Architecture
Cuban Architect Yoandy Rizo and American Curator Rachel Weingeist began working together in 2011 after being introduced by legendary Cuban Architect Ricardo Porro. Their partnership has lead to many successful creative collaborations — Skyline Adrift: Cuban Art & Architecture at Architecture Omi; Entre Fronteras: An Architectural Intervention; and This Ain't Havana: Paladar at Queens Museum and more. In response to the renewal of formal relations between the U.S. and Cuba, they have now expanded their work together beyond museum and gallery walls, the cross-cultural New York/Havana based duo is focused on facilitating the future. Already serving a broad range of individuals and organizations in the U.S. and beyond whose goals are to participate in Cuba’s rapidly moving present architectural development, the team is happy to answer questions about collaboration.

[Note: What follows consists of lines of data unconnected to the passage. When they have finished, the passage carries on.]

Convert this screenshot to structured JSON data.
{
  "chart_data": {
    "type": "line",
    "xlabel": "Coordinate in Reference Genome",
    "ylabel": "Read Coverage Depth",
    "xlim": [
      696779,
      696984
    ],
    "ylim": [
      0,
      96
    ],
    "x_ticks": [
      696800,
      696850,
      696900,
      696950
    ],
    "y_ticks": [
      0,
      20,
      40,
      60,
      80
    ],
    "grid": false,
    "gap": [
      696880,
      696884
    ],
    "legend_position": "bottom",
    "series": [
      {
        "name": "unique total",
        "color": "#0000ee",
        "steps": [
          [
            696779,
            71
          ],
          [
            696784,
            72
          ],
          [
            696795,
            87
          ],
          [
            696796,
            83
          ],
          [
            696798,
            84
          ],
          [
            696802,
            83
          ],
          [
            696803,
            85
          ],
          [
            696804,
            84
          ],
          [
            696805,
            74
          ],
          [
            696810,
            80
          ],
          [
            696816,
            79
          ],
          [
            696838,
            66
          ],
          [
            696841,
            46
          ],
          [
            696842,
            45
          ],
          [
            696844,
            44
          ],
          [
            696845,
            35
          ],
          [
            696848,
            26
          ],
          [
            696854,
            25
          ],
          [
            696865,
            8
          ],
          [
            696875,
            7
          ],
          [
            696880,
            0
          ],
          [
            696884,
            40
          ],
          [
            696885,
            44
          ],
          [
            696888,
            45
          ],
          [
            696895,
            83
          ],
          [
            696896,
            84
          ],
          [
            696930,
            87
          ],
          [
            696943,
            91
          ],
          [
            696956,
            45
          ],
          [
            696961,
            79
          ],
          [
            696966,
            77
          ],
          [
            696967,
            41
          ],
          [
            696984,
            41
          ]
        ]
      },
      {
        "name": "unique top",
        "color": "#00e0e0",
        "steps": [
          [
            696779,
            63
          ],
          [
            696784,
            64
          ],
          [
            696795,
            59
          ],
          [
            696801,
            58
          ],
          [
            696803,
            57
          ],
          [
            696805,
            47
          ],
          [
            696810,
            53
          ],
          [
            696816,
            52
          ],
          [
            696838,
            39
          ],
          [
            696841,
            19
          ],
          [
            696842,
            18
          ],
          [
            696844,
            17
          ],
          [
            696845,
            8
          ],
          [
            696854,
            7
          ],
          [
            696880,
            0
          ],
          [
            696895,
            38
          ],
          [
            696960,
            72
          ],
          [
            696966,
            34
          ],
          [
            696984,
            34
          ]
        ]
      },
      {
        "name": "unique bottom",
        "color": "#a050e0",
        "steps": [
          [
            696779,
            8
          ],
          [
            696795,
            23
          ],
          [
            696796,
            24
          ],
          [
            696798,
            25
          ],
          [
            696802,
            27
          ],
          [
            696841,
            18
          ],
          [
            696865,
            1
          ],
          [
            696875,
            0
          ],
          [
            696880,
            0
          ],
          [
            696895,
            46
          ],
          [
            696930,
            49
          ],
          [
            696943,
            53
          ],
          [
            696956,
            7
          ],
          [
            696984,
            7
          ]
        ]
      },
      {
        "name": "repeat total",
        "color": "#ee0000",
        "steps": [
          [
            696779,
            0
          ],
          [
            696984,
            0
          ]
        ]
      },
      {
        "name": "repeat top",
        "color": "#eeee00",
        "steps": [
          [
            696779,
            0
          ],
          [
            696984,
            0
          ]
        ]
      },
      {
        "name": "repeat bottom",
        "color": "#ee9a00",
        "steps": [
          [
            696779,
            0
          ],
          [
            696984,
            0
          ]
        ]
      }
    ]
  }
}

Yoandy Rizo was born in Cuba’s countryside of Pinar del Rio in 1982. Rizo is an independent architect of both residential and commercial buildings and holds a degree in Architecture from the Polytechnic Institute José Antonio Echeverría (ISPJAE) in Havana, Cuba. Architect Magazine named Yoandy one of the “next wave of Cuban architects”. He traveled outside of Cuba for the first time in 2012 for a 6 week residency in Vermont, with an exhibit in New York entitled Skyline Adrift: Cuban Art and Architecture (2013), selected by Ricardo Porro for Omi International Arts Center, Ghent, NY. Another well received exhibit that returned him to New York was Entre Fronteras, which invited two Cuban architects, Rizo and Osmany Abel García Fuentes from Havana to Queens to work collaboratively on an experimental residency-exhibition hybrid. It resulted in architectural interventions in both the Queens Museum and Immigrant Movement International, the Museum’s long-term Corona, Queens project space conceived by Cuban artist Tania Bruguera. At the Museum, García and Rizo transformed the gallery into an interior courtyard—ubiquitous in old Havana buildings—transporting the audience to their native Cuba. The ‘courtyard’ functioned as a politically neutral space that can foster a foundation for new relations, a place where islanders and non-islanders can “be Cubans”.
by Julia Cooke
Until recently, opportunities for architects in Cuba were scarce. Architects had little chance to practice outside of state jobs, and neither architecture nor industrial design appeared on the list of jobs legally privatized in 2011. No professional occupation was—since the Cuban government provides free university education for doctors, lawyers, accountants, architects, and more, such jobs remained in the public sector. For architects, this meant work in committee, for large state-sanctioned jobs like joint-venture hotels, housing projects, and state-run restaurants...
"In Cuba, we use the term alegal—neither legal nor illegal," said Yoandy Rizo, whose nascent studio practice garnered him a residency at the Vermont Studio Center in 2012. Last year, Rizo and Osmany Abel Garcia Fuentes designed "Entre Fronteras," an architectural intervention at the Queens Museum in New York, using wooden scaffolding to create a space both barbed and cocoon-like.